Simulator for the weak-lensing JAX parity scripts.

Writes a seeded, noise-controlled `WeakDataset` to `dataset/weak/simple/dataset.json` so the
`shear.py` vmap-parity regression constant is stable across runs.
"""
from pathlib import Path

import autoarray as aa
import autolens as al

import numpy as np

dataset_path = Path("dataset") / "weak" / "simple"

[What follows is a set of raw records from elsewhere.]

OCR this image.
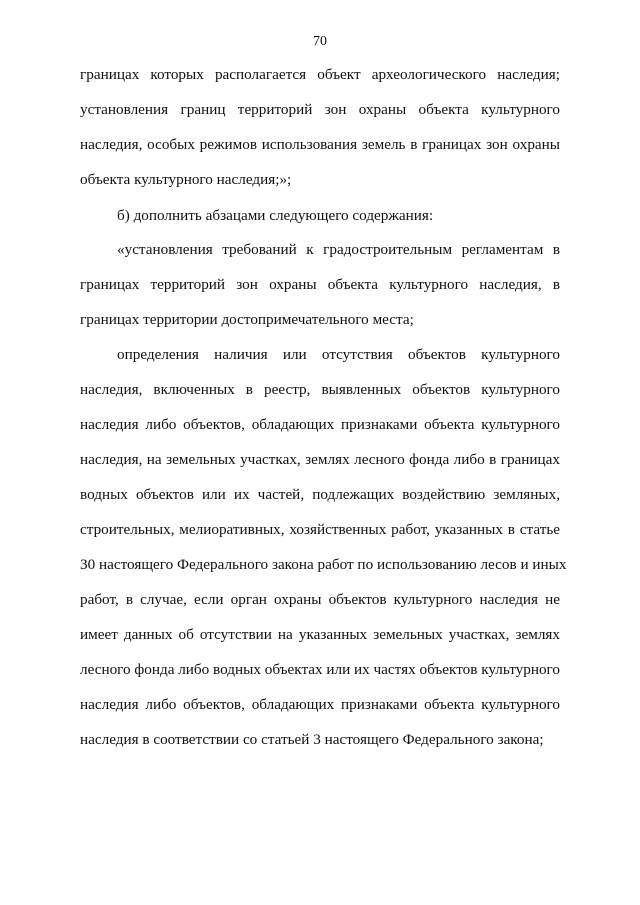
70
границах которых располагается объект археологического наследия;
установления границ территорий зон охраны объекта культурного
наследия, особых режимов использования земель в границах зон охраны
объекта культурного наследия;»;
б) дополнить абзацами следующего содержания:
«установления требований к градостроительным регламентам в
границах территорий зон охраны объекта культурного наследия, в
границах территории достопримечательного места;
определения наличия или отсутствия объектов культурного
наследия, включенных в реестр, выявленных объектов культурного
наследия либо объектов, обладающих признаками объекта культурного
наследия, на земельных участках, землях лесного фонда либо в границах
водных объектов или их частей, подлежащих воздействию земляных,
строительных, мелиоративных, хозяйственных работ, указанных в статье
30 настоящего Федерального закона работ по использованию лесов и иных
работ, в случае, если орган охраны объектов культурного наследия не
имеет данных об отсутствии на указанных земельных участках, землях
лесного фонда либо водных объектах или их частях объектов культурного
наследия либо объектов, обладающих признаками объекта культурного
наследия в соответствии со статьей 3 настоящего Федерального закона;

grid = aa.Grid2DIrregular(values=np.random.default_rng(1).uniform(-3.0, 3.0, (100, 2)))

tracer = al.Tracer(
galaxies=[
al.Galaxy(
redshift=0.5,
mass=al.mp.Isothermal(
centre=(0.0, 0.0),
ell_comps=(0.0, 0.05),
einstein_radius=1.6,
),
),
al.Galaxy(redshift=1.0),
]
)

dataset = al.SimulatorShearYX(noise_sigma=0.3, seed=1).via_tracer_from(
tracer=tracer, grid=grid, name="simple"
)

dataset_path.mkdir(parents=True, exist_ok=True)
al.output_to_json(obj=dataset, file_path=dataset_path / "dataset.json")
al.output_to_json(obj=tracer, file_path=dataset_path / "tracer.json")

print(f"Wrote weak parity dataset to {dataset_path}")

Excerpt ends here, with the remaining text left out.